Constructive mathematics

Existence and Logic

The classic approach to math logic is the same as Aristotle's: a thing either is or is not. Classical logic is bivalent, admitting only two truth values, and, moreover, something is either true or false, not both nor neither, and it is so independently of any evidence either way. It admits the law of the excluded middle (LEM), A ∨ ¬A; a negation of truth immediately yields falsehood, ¬T = F and F = ¬T; this also implies the law of double negation (DN) that ¬¬T = T and that ¬¬F = F. Constructivist disagree, which is embedded in the intuitionistic logic, which doesn't admit LEM and DN.

What exactly constitutes a proof of existence of an object with certain properties is met with two views. A mathematician of the classic persuasion will state that to prove ∃x.P(x), it is sufficient to prove that ∀x.¬P(x) is contradictory. A constructivist would argue that all that proof establishes is the contradiction: the proof of existence must supply an x (the so-called witness) and prove that P(x) holds.

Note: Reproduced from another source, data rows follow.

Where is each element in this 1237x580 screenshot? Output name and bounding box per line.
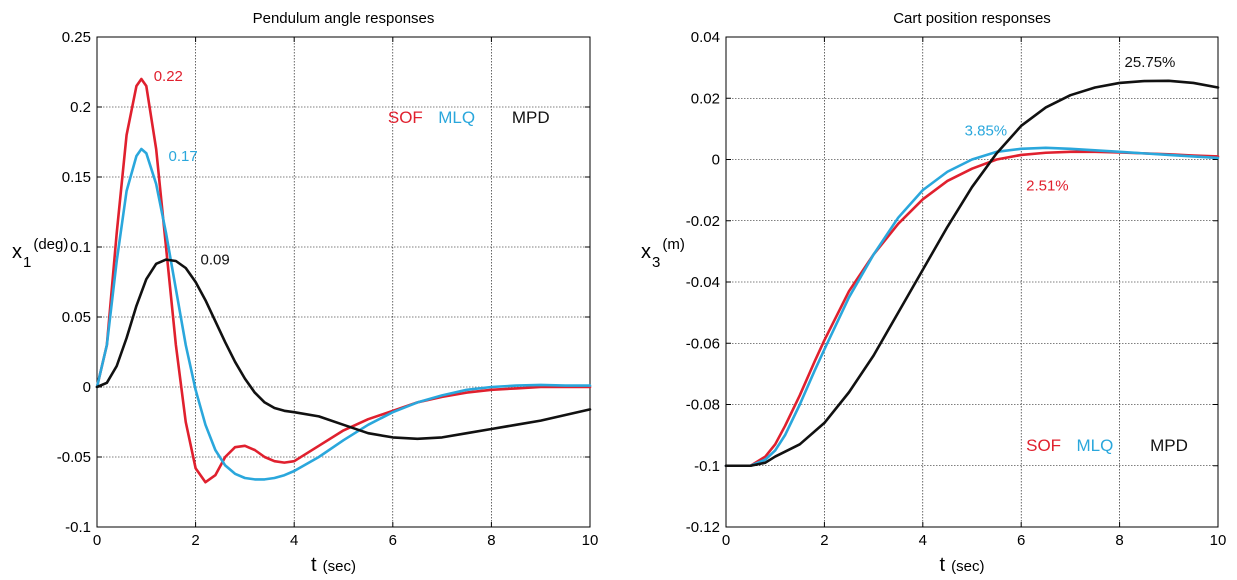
legend-entry-mlq: MLQ — [438, 108, 475, 127]
x-axis-label: t (sec) — [940, 554, 985, 576]
y-tick-label: -0.12 — [686, 519, 720, 536]
legend-entry-mlq: MLQ — [1077, 436, 1114, 455]
series-line-mpd — [95, 258, 592, 441]
legend-entry-mpd: MPD — [512, 108, 550, 127]
y-tick-label: -0.1 — [65, 519, 91, 536]
y-tick-label: 0.02 — [691, 90, 720, 107]
y-tick-label: -0.1 — [694, 458, 720, 475]
x-tick-label: 6 — [389, 532, 397, 549]
x-tick-label: 10 — [1210, 532, 1227, 549]
y-tick-label: 0.25 — [62, 29, 91, 46]
x-tick-label: 4 — [290, 532, 298, 549]
legend-entry-sof: SOF — [1026, 436, 1061, 455]
y-tick-label: -0.04 — [686, 274, 720, 291]
y-tick-label: 0 — [83, 379, 91, 396]
chart-panel-2: Cart position responses 0 2 4 6 8 10 -0.12 -0.1 -… — [641, 10, 1226, 576]
x-tick-label: 0 — [722, 532, 730, 549]
data-label-mpd: 25.75% — [1125, 54, 1176, 71]
y-tick-label: -0.08 — [686, 397, 720, 414]
y-tick-label: 0.05 — [62, 309, 91, 326]
y-tick-label: 0 — [712, 152, 720, 169]
x-tick-label: 10 — [582, 532, 599, 549]
x-tick-label: 0 — [93, 532, 101, 549]
data-label-sof: 0.22 — [154, 68, 183, 85]
x-tick-label: 4 — [919, 532, 927, 549]
series-line-mlq — [95, 147, 592, 481]
data-label-sof: 2.51% — [1026, 178, 1069, 195]
y-axis-label: x1(deg) — [12, 236, 68, 271]
x-axis-label: t (sec) — [311, 554, 356, 576]
series-line-mlq — [724, 146, 1220, 468]
x-tick-label: 8 — [1115, 532, 1123, 549]
legend-entry-sof: SOF — [388, 108, 423, 127]
x-tick-label: 6 — [1017, 532, 1025, 549]
plot-frame — [96, 36, 591, 528]
y-tick-label: 0.1 — [70, 239, 91, 256]
series-line-sof — [95, 77, 592, 484]
x-tick-label: 8 — [487, 532, 495, 549]
y-tick-label: 0.04 — [691, 29, 720, 46]
data-label-mlq: 0.17 — [168, 148, 197, 165]
legend-entry-mpd: MPD — [1150, 436, 1188, 455]
x-tick-label: 2 — [191, 532, 199, 549]
y-tick-label: -0.06 — [686, 335, 720, 352]
data-label-mpd: 0.09 — [201, 252, 230, 269]
x-tick-label: 2 — [820, 532, 828, 549]
y-axis-label: x3(m) — [641, 236, 685, 271]
data-label-mlq: 3.85% — [965, 122, 1008, 139]
chart-title: Pendulum angle responses — [253, 10, 435, 27]
y-tick-label: 0.2 — [70, 99, 91, 116]
series-line-sof — [724, 150, 1220, 468]
chart-panel-1: Pendulum angle responses 0 2 4 6 8 10 -0.1 -0.05… — [12, 10, 598, 576]
y-tick-label: -0.02 — [686, 213, 720, 230]
y-tick-label: 0.15 — [62, 169, 91, 186]
y-tick-label: -0.05 — [57, 449, 91, 466]
series-line-mpd — [724, 79, 1220, 468]
chart-title: Cart position responses — [893, 10, 1051, 27]
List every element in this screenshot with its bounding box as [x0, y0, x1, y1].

Classical proof relies on the LEM, ∃x.P(x) ∨ ¬∃x.P(x): if ∀x.¬P(x), which is equivalent to ¬∃x.P(x), is contradictory, then it must be ∃x.P(x).

An interesting effect of constructivising is that classically equivalent results often split into a number of constructively inequivalent results, one or more of which can be shown to be valid by constructive means.

The constructive view of logic concentrates on what it means to prove or to demonstrate convincingly the validity of a statement, rather than concentrating on the abstract truth conditions which constitute the semantic foundation of classical logic.